A Senior Advocate proclaimed recently:
One wonders if ‘all present in the hall’ were not judicially urged to ‘stand up to show respect to the National Anthem’ whether there would be objections against playing of the anthem itself. (Turns out: Yes!)
This is especially important because very few have availed the opportunity to protest the mandated No-Smoking advertisements before a movie screening. Those protests, at best, have died down. If tomorrow, there were to be rules that compelled performance of the National Anthem, overt or put-on acts of respect not being mandatory, and those rules were challenged still before the Supreme Court on the ground that coerced patriotism has no role at the theatre – a place of ‘undiluted entertainment’ – one would equally have to petition against the No-Smoking advertisements that spoil the experience of the cinema-goer. (Courts Beware!)
In the alternative one can agree that both the anthem and the health advertisements serve as a gentle governmental reminder, not lasting beyond a few minutes, against the several insalubrious and unpatriotic acts & emotions, that Indian cinema is prone to showcase. One may even opt not to be reminded, by entering the hall late. Better still it will be appropriate if at least five-ten minutes are granted before the actual movie screening, for the audience to settle in their seats after they have consciously, physically avoided the features presented earlier.
It is interesting that Historian Ramachandra Guha has a clear objection against playing of the National Anthem itself:
“From the 1970s to the 1990s, and through the first decade-and-a-half of the 21st century as well, there was no attempt to cheapen the anthem. Rather, by singing or playing it only on occasions associated with important moments in our democratic life, the anthem was able to arouse, as JRD Tata had hoped, ‘deep patriotic respect for what it represents’. This sober and solid way of affirming one’s patriotism was however undermined last November, when, following a directive issued by the Supreme Court, the Government made the playing of the anthem compulsory before movie screenings. The most robust and enduring form of patriotism is voluntary and spontaneous, rather than organised and coerced.”
Respect to the National Anthem even in ‘important moments in our democratic life’ is neither necessarily voluntary nor spontaneous.
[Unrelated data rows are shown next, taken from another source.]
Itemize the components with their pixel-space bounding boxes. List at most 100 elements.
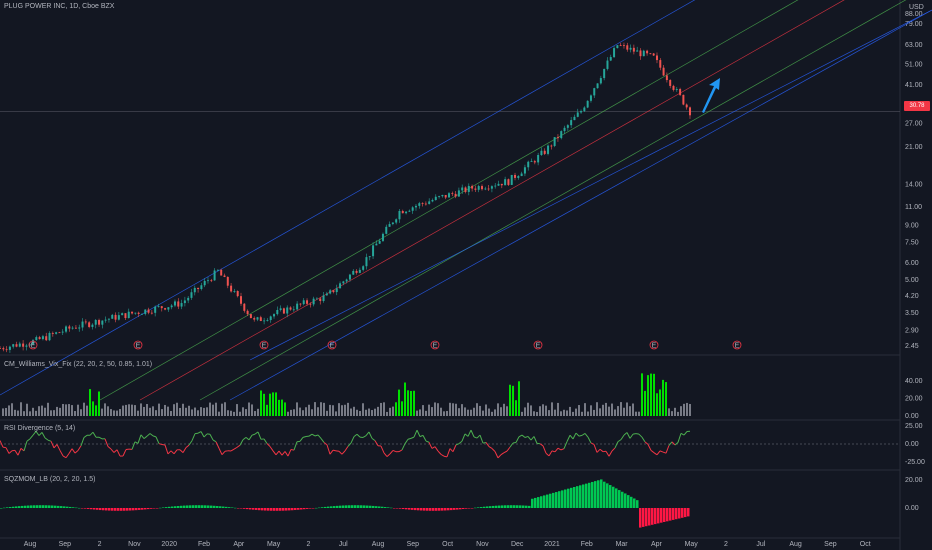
candle-body <box>533 161 536 163</box>
sqz-bar <box>435 508 438 511</box>
rsi-line-segment <box>272 450 277 456</box>
sqz-bar <box>396 508 399 509</box>
sqz-bar <box>411 508 414 510</box>
sqz-bar <box>201 505 204 508</box>
sqz-bar <box>468 508 471 509</box>
vix-fix-bar <box>638 411 640 416</box>
vix-fix-bar <box>257 408 259 416</box>
sqz-bar <box>48 505 51 508</box>
vix-fix-bar <box>365 409 367 416</box>
vix-fix-bar <box>455 403 457 416</box>
vix-fix-bar <box>320 402 322 416</box>
candle-body <box>626 45 629 50</box>
vix-fix-bar <box>137 410 139 416</box>
sqz-bar <box>294 508 297 511</box>
vix-fix-bar <box>584 403 586 416</box>
rsi-line-segment <box>428 442 433 449</box>
price-tick-label: 51.00 <box>905 62 923 69</box>
sqz-bar <box>636 500 639 508</box>
vix-tick-label: 20.00 <box>905 395 923 402</box>
earnings-marker-label: E <box>330 343 335 350</box>
sqz-bar <box>105 508 108 511</box>
price-tick-label: 3.50 <box>905 310 919 317</box>
vix-fix-bar <box>86 405 88 416</box>
candle-body <box>302 300 305 305</box>
rsi-line-segment <box>314 434 319 437</box>
vix-fix-bar <box>461 404 463 416</box>
candle-body <box>679 89 682 95</box>
sqz-bar <box>372 505 375 508</box>
vix-fix-bar <box>674 407 676 416</box>
sqz-bar <box>642 508 645 527</box>
rsi-line-segment <box>197 431 202 434</box>
rsi-line-segment <box>449 448 454 453</box>
candle-body <box>622 45 625 47</box>
vix-fix-bar <box>545 405 547 416</box>
sqz-bar <box>150 508 153 509</box>
candle-body <box>164 308 167 310</box>
rsi-line-segment <box>362 435 367 438</box>
candle-body <box>55 332 58 334</box>
sqz-bar <box>42 505 45 508</box>
rsi-line-segment <box>500 452 505 456</box>
rsi-line-segment <box>545 452 550 457</box>
sqz-bar <box>111 508 114 511</box>
vix-fix-bar <box>155 410 157 416</box>
candle-body <box>689 107 691 116</box>
candle-body <box>309 303 312 305</box>
vix-fix-bar <box>524 407 526 416</box>
vix-fix-bar <box>659 389 661 416</box>
vix-fix-bar <box>269 393 271 416</box>
candle-body <box>273 314 276 317</box>
rsi-line-segment <box>578 434 583 437</box>
sqz-bar <box>171 506 174 508</box>
candle-body <box>642 50 645 57</box>
rsi-line-segment <box>62 455 67 459</box>
vix-fix-bar <box>221 403 223 416</box>
candle-body <box>22 343 25 347</box>
sqz-bar <box>210 505 213 508</box>
rsi-line-segment <box>605 450 610 457</box>
vix-fix-bar <box>191 409 193 416</box>
vix-fix-bar <box>254 411 256 416</box>
vix-fix-bar <box>53 410 55 416</box>
candle-body <box>335 288 338 293</box>
rsi-line-segment <box>77 445 82 451</box>
vix-fix-bar <box>470 409 472 416</box>
candle-body <box>454 193 457 197</box>
candle-body <box>507 179 510 185</box>
vix-fix-bar <box>512 385 514 416</box>
vix-fix-bar <box>536 411 538 416</box>
candle-body <box>114 314 117 320</box>
candle-body <box>464 187 467 192</box>
vix-fix-bar <box>428 404 430 416</box>
rsi-line-segment <box>167 450 172 455</box>
rsi-line-segment <box>554 447 559 453</box>
vix-fix-bar <box>386 411 388 416</box>
vix-fix-bar <box>143 406 145 416</box>
candle-body <box>358 269 361 273</box>
rsi-line-segment <box>638 433 643 438</box>
sqz-bar <box>18 506 21 508</box>
candle-body <box>220 269 223 276</box>
sqzmom-label: SQZMOM_LB (20, 2, 20, 1.5) <box>4 476 96 483</box>
candle-body <box>556 137 559 139</box>
rsi-line-segment <box>251 433 256 436</box>
sqz-bar <box>0 508 3 509</box>
candle-body <box>190 292 193 298</box>
candle-body <box>573 116 576 121</box>
vix-fix-bar <box>119 409 121 416</box>
candle-body <box>111 314 114 319</box>
sqz-bar <box>591 481 594 508</box>
vix-fix-bar <box>503 403 505 416</box>
candle-body <box>299 303 302 305</box>
vix-fix-bar <box>689 403 691 416</box>
sqz-bar <box>597 480 600 508</box>
rsi-line-segment <box>485 442 490 447</box>
candle-body <box>230 285 233 292</box>
sqz-bar <box>627 495 630 508</box>
vix-fix-bar <box>203 407 205 416</box>
candle-body <box>137 312 140 314</box>
rsi-line-segment <box>530 436 535 441</box>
A ‘sober and solid way of affirming one’s patriotism’ is thus reduced to personal and professional righteousness, as it should be:
[Similarly, ‘a robust and enduring form’ of proving concern for the health of others, is when a chain-smoker smokes only in private or in designated areas and not when she sits through an advertisement.]
It is my limited point in the present case: if protests are to sustain against playing of the National Anthem, even if ‘standing up’ is not judicially mandated eventually, the theatres of this country must prepare to take off all other governmental features before a movie screening that are as much an interference. A cinema and writ enthusiast will certainly plead the same.
In the months since November 30th last year, I have been to a cinema hall 36 times. Many of the times, with a crowded tray in my hand, I have discovered my philosophies stretch. If I do not ever touch the feet of any human being, I certainly do not causally connect, in my personal or professional space, ‘standing up’ with respect for the National Anthem. However, arguments against the very playing of it at the theatre, knowing I have suffered through other terribly unrelated features for some years now, is not a real Casus Belli. I would side with the alternative proposed.